Scientists express this genetic risk as an odds ratio, where 1.2 would be a small effect and 2.0 a large one. For the MYBPC3 mutation, the odds ratio is almost off-scale, a staggering 7.0. Carriers usually show few symptoms until middle age, but after that age most are symptomatic and suffer from a range of effects, at worst sudden cardiac death.

“The mutation leads to the formation of an abnormal protein,” explained the study leader, Kumarasamy Thangaraj from the Centre for Cellular and Molecular Biology, Hyderabad, India. “Young people can degrade the abnormal protein and remain healthy, but as they get older it builds up and eventually results in the symptoms we see.”

The combination of such a large risk with such a high frequency is, fortunately, unique. “How can such a harmful mutation be so common?” asks Chris Tyler-Smith from The Wellcome Trust Sanger Institute, Hinxton, UK. “We might expect such a deleterious change to have ‘died out’.

“We think that the mutation arose around 30,000 years ago in India, and has been able to spread because its effects usually develop only after people have had their children. A case of chance genetic drift: simply terribly bad luck for the carriers.”

“The bad news is that many of these mutation carriers have no warning that they are in danger,” said Perundurai S. Dhandapany from Madurai Kamaraj University, Madurai, India, “but the good news is that we now know the impact of this mutation.”

The lifetime risk of developing heart failure is roughly one in five for a person aged 40 years. Now that this mutation has been identified, there is a new glimmer of hope for some of them. The mutation’s effects vary a lot from person to person. Carriers could be identified at a young age by genetic screening and adopt a healthier lifestyle.

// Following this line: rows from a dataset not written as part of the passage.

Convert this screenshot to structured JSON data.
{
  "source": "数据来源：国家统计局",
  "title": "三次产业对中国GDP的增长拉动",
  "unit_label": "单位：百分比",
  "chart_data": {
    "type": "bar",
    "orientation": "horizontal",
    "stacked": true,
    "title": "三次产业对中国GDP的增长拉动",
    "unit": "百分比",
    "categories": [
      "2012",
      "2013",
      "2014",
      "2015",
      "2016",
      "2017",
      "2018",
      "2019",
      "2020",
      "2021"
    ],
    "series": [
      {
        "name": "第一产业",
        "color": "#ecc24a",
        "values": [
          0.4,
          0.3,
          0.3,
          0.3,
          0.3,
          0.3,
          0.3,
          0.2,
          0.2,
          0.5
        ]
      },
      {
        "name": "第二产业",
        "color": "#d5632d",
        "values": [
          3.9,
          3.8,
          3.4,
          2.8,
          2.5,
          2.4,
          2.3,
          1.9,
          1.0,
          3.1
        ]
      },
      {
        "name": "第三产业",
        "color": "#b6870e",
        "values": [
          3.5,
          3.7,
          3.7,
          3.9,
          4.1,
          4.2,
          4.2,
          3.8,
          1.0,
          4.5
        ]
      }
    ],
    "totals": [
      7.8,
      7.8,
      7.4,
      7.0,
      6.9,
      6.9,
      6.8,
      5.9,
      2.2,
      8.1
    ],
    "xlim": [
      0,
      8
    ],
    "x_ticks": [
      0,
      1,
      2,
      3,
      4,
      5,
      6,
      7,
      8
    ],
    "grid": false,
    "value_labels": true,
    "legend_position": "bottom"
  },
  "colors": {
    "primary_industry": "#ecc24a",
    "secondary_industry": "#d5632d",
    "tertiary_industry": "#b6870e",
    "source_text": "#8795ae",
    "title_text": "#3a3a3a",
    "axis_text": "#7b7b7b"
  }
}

“This is a genetic finding of great importance,” said Sir Mark Walport, Director of the Wellcome Trust. “Heart disease is one of the world’s leading killers, but now that researchers have identified this common mutation, carried by one in 25 people of Indian origin, we have hope of reducing the burden that the disease causes. This research should lead to better screening to identify those at risk and may ultimately allow the development of new treatments.”

And perhaps eventually new drugs could be developed to enhance the degradation of the abnormal protein and postpone the onset of symptoms. There is a market of 60 million people waiting.